Nandan Amladi - Deutsche Bank AG, Research Division - Research Analyst

And what would you say maybe is the rough seat mix between your hosted deals and native cloud deals?

Richard D. McBee - Mitel Networks Corporation - CEO, President and Director

Sorry, but I’m not sure we heard the question. So if you think about Mitel — yes, can you repeat your question?

Nandan Amladi - Deutsche Bank AG, Research Division - Research Analyst

Yes. I mean, the question was simply on — continuing on the same theme. If you look at the mix of native cloud seats versus hosted cloud seats, since you’re leaning towards larger enterprises and the multi-continent type, is it fair to say that there is a larger preponderance of hosted, because obviously, larger number of chunky deals come in the larger enterprises. So those tend to be more hosted.

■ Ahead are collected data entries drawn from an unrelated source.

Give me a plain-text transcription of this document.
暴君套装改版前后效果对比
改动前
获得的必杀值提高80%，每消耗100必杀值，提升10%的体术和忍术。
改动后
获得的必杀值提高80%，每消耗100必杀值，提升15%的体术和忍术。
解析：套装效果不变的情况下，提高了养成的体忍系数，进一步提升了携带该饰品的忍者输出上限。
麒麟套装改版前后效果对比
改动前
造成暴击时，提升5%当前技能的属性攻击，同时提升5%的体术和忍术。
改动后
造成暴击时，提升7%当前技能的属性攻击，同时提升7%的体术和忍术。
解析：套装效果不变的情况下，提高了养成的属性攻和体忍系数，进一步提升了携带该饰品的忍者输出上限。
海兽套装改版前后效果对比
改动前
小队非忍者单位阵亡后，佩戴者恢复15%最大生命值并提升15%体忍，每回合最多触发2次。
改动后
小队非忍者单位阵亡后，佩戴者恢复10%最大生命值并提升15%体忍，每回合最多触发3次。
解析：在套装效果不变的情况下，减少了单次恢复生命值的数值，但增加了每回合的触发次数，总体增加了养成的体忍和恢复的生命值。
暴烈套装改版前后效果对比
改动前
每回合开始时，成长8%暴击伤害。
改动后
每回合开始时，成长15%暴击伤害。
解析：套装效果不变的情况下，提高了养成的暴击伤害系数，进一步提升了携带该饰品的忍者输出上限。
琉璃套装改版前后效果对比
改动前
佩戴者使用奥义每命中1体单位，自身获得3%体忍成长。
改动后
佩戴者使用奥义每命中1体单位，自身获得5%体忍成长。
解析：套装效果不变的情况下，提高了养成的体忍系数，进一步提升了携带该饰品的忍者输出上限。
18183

Richard D. McBee - Mitel Networks Corporation - CEO, President and Director

Yes. So one of the things that we look at as kind of a barometer is how many total seats — cloud seats have we delivered. And that is both hosted or are in recurring CPaaS model and private cloud seats. So we today have shipped — and this is Mitel number, it’s not Mitel and ShoreTel numbers. We’ve shipped about 3.4 million cloud seats, whether it be a private cloud installation where somebody is running their own installation, they’ve bought the software in a perpetual license kind of model. And of that 3.4 million seats, about 665,000 of those seats are what we call hosted CPaaS recurring cloud. So that’s what they’re paying per month. So it’s about 665,000 out of 3.5 million total cloud seats.

Operator

I’m showing no further questions at this time. I’d like to turn the call back to Mr. McBee for any closing remarks.

Richard D. McBee - Mitel Networks Corporation - CEO, President and Director

All right. Well, thank you very much. As I said in my opening comments, this was a very busy quarter. I’m very pleased with the team and how they’ve performed within the quarter. We are focused on growth and growth in the future. I thank you for joining us this morning, and we look forward to speaking with you in the future.

Operator

Ladies and gentlemen, thank you for your participation in today’s conference. This concludes the program, and you may now disconnect. Everyone, have a great day.